Pilot Pattern

The 30-Day SDC Audit

A procurement-defensible pilot. Zero production impact. Board-readable deliverable. Empirical exit at day 30.

The procurement frame

The most common procurement objection to SDC is not technical and is not pricing. It is the fear of a six-month commitment ending in a disrupted production system and nothing to show for it.

Both halves of that fear are misplaced. The smallest viable SDC pilot takes 30 days, runs in parallel with production, and produces a deliverable a board can read.

The cost is engineer time for setup, typically one to two days, plus the audit at day 30. There is no vendor lock-in: sdcgovernance is Apache 2.0 on PyPI and runs anywhere Python runs. There is no data migration: the audit observes the decision flow you already have. There is no system replacement: sdcgovernance runs alongside production, not in it.

SDCStudio's generated artifacts are yours to keep. At the end of the on-ramp you download the composed data model, a template SDC4 instance, and an Apache 2.0 app stack scaffolded for the stack profile you pick: a fully FOSS profile (Apache Jena/Fuseki + PostgreSQL), an Enterprise profile (Graphwise GraphDB + SirixDB + Keycloak), or both. Every later app you generate imports into the original stack, so infrastructure is procured once across the portfolio rather than per pilot.

The technology overview

Where SDCStudio fits, what the generated app stack contains, and how sdcgovernance reads from the knowledge graph to emit the Receipt corpus.

SDC pilot technology overview: datasource flows through agents, SDCStudio composes domain plus ProvGov components, the generated app stack holds the data model, template SDC4 XML, app scaffolding, and knowledge graph (FOSS or Enterprise profile); sdcgovernance reads from the knowledge graph and emits a hash-chained Receipt corpus as the day-30 deliverable.
External input: your datasource, untouched.
SDC products: Agents, SDCStudio, sdcgovernance. Apache 2.0.
Generated artifacts: the app stack you walk away with.
Audit deliverable: the Receipt corpus at day 30.
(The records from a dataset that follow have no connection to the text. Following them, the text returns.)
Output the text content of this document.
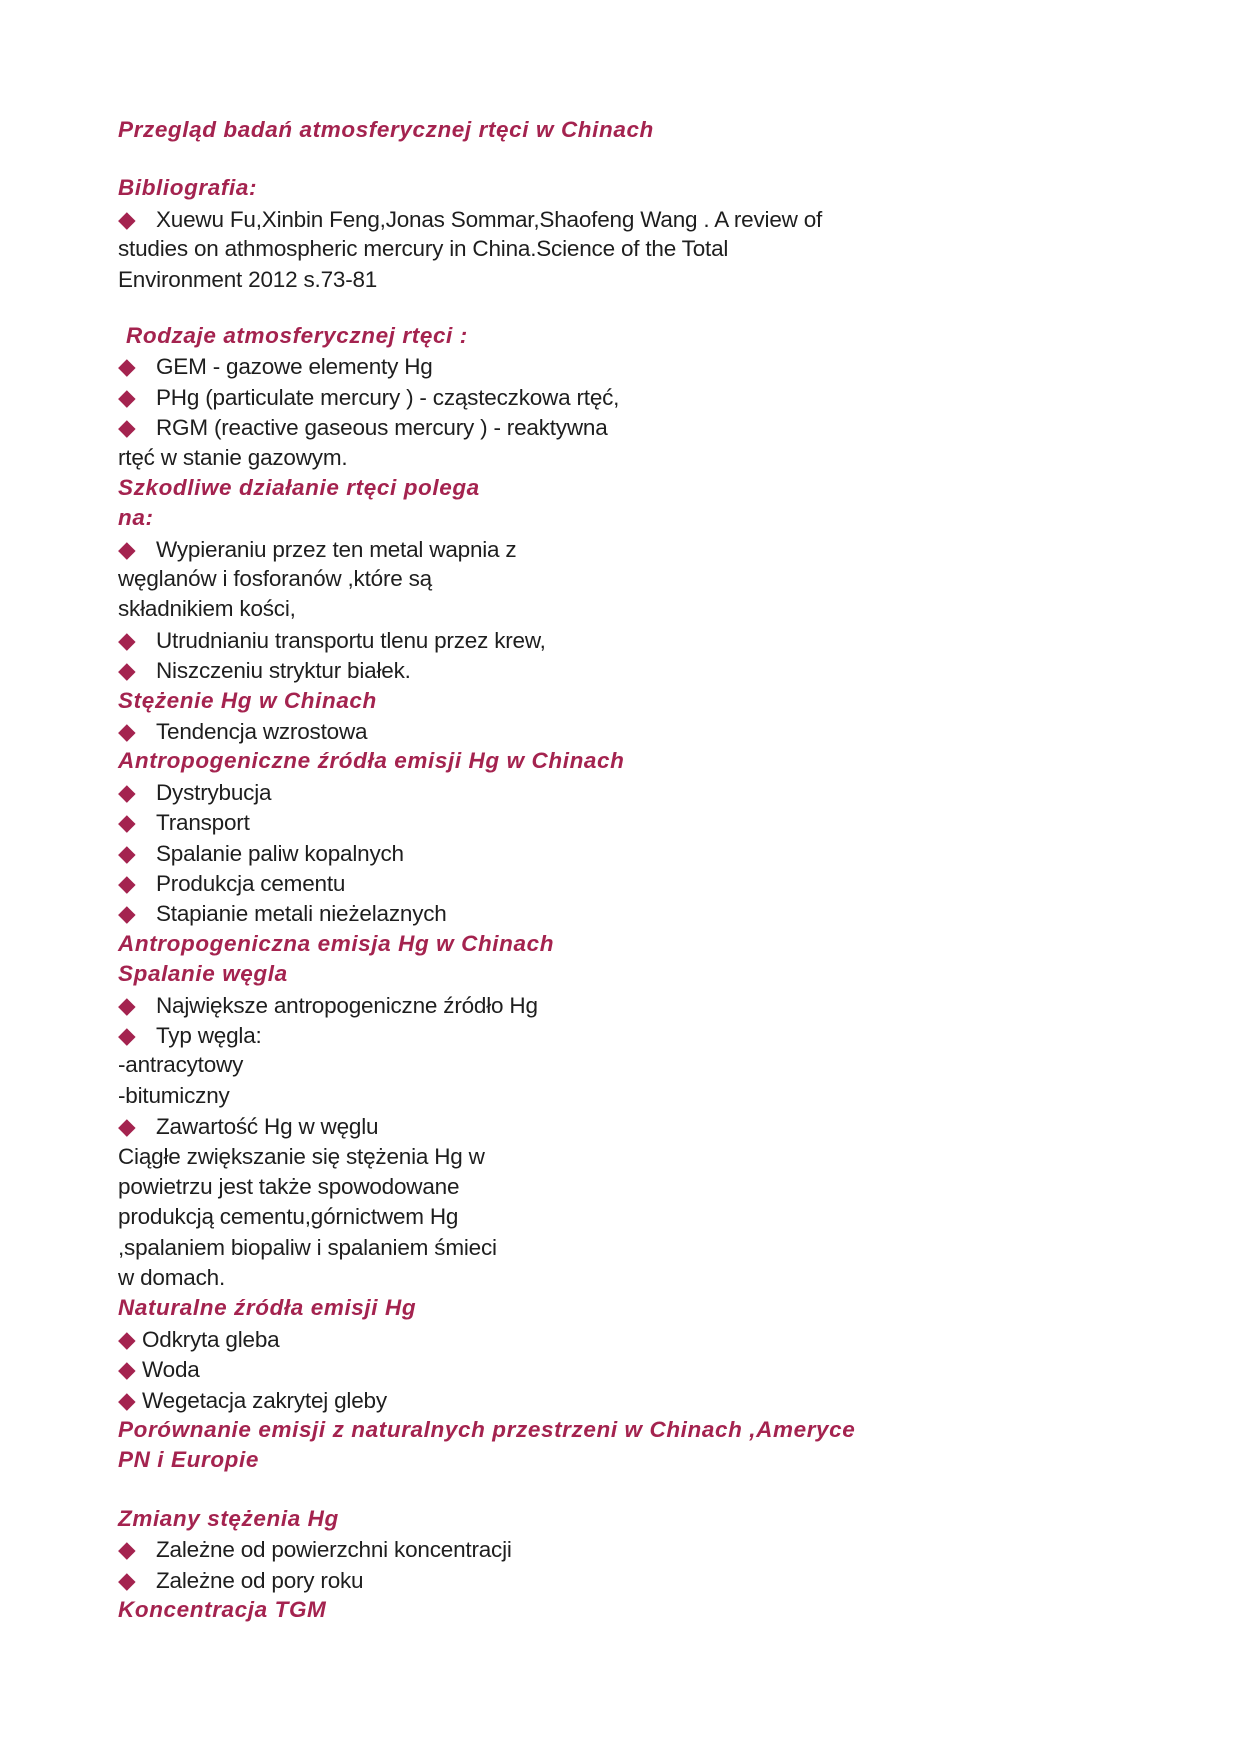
Przegląd badań atmosferycznej rtęci w Chinach
Bibliografia:
◆ Xuewu Fu,Xinbin Feng,Jonas Sommar,Shaofeng Wang . A review of
studies on athmospheric mercury in China.Science of the Total
Environment 2012 s.73-81
Rodzaje atmosferycznej rtęci :
◆ GEM - gazowe elementy Hg
◆ PHg (particulate mercury ) - cząsteczkowa rtęć,
◆ RGM (reactive gaseous mercury ) - reaktywna
rtęć w stanie gazowym.
Szkodliwe działanie rtęci polega
na:
◆ Wypieraniu przez ten metal wapnia z
węglanów i fosforanów ,które są
składnikiem kości,
◆ Utrudnianiu transportu tlenu przez krew,
◆ Niszczeniu stryktur białek.
Stężenie Hg w Chinach
◆ Tendencja wzrostowa
Antropogeniczne źródła emisji Hg w Chinach
◆ Dystrybucja
◆ Transport
◆ Spalanie paliw kopalnych
◆ Produkcja cementu
◆ Stapianie metali nieżelaznych
Antropogeniczna emisja Hg w Chinach
Spalanie węgla
◆ Największe antropogeniczne źródło Hg
◆ Typ węgla:
-antracytowy
-bitumiczny
◆ Zawartość Hg w węglu
Ciągłe zwiększanie się stężenia Hg w
powietrzu jest także spowodowane
produkcją cementu,górnictwem Hg
,spalaniem biopaliw i spalaniem śmieci
w domach.
Naturalne źródła emisji Hg
◆ Odkryta gleba
◆ Woda
◆ Wegetacja zakrytej gleby
Porównanie emisji z naturalnych przestrzeni w Chinach ,Ameryce
PN i Europie
Zmiany stężenia Hg
◆ Zależne od powierzchni koncentracji
◆ Zależne od pory roku
Koncentracja TGM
What the pilot actually does

1

Set up the substrate

Pick a domain library (NIEM, FHIR, NIH CDE, Default), layer the ProvGov components on top, point an agent at one datasource, get validated SDC4 instances. One to two days for most pilots.

2

Install sdcgovernance

pip install sdcgovernance. Configure the DMN decision table that mirrors the rules your decision flow already follows.

3

Observe for 30 days

Every decision in the flow generates a tamper-evident Receipt. Hash-chained. Bound to the SDC instance that produced it. Read-only against your existing system.

4

Read the corpus

Three questions: complete provenance, gaps, would-have-been-refused. Either you exit with documented governance or with a specific Phase 2 scope.

Why this works as a pilot

Zero production impact

sdcgovernance runs alongside, not in. Receipts are observational. Nothing the existing system does changes.

Defined exit criteria

At day 30 you have a Receipt corpus. The exit is empirical, not narrative.

Procurement-defensible

No vendor lock-in. No data migration. No system replacement. Apache 2.0 means no paid commitment to Axius SDC.

Auditable artifact

The Receipt corpus is a board-readable deliverable. Hash-chained, structurally consistent, portable.

The substrate prerequisite, named honestly

sdcgovernance evaluates DMN decision tables against SDC instances and reads governance evidence from the ProvGov layer inside those instances. The Receipts it produces reference instance_id and instance_version on every decision, plus the provenance, attestation, party, and entity-state hashes the ProvGov components carry. The substrate is what gives the audit something to point at.

An SDC instance composed for governance has two component layers: domain (what the records are) and ProvGov (what makes them governable). Both ship as public libraries on SDCStudio. The substrate setup used to mean a modeling sprint. It does not anymore. Three affordances have collapsed that work into something a small team can complete in a day or two before the audit period begins.

A 30-day, zero-impact, board-readable pilot

should not be the kind of commitment that is hard to approve.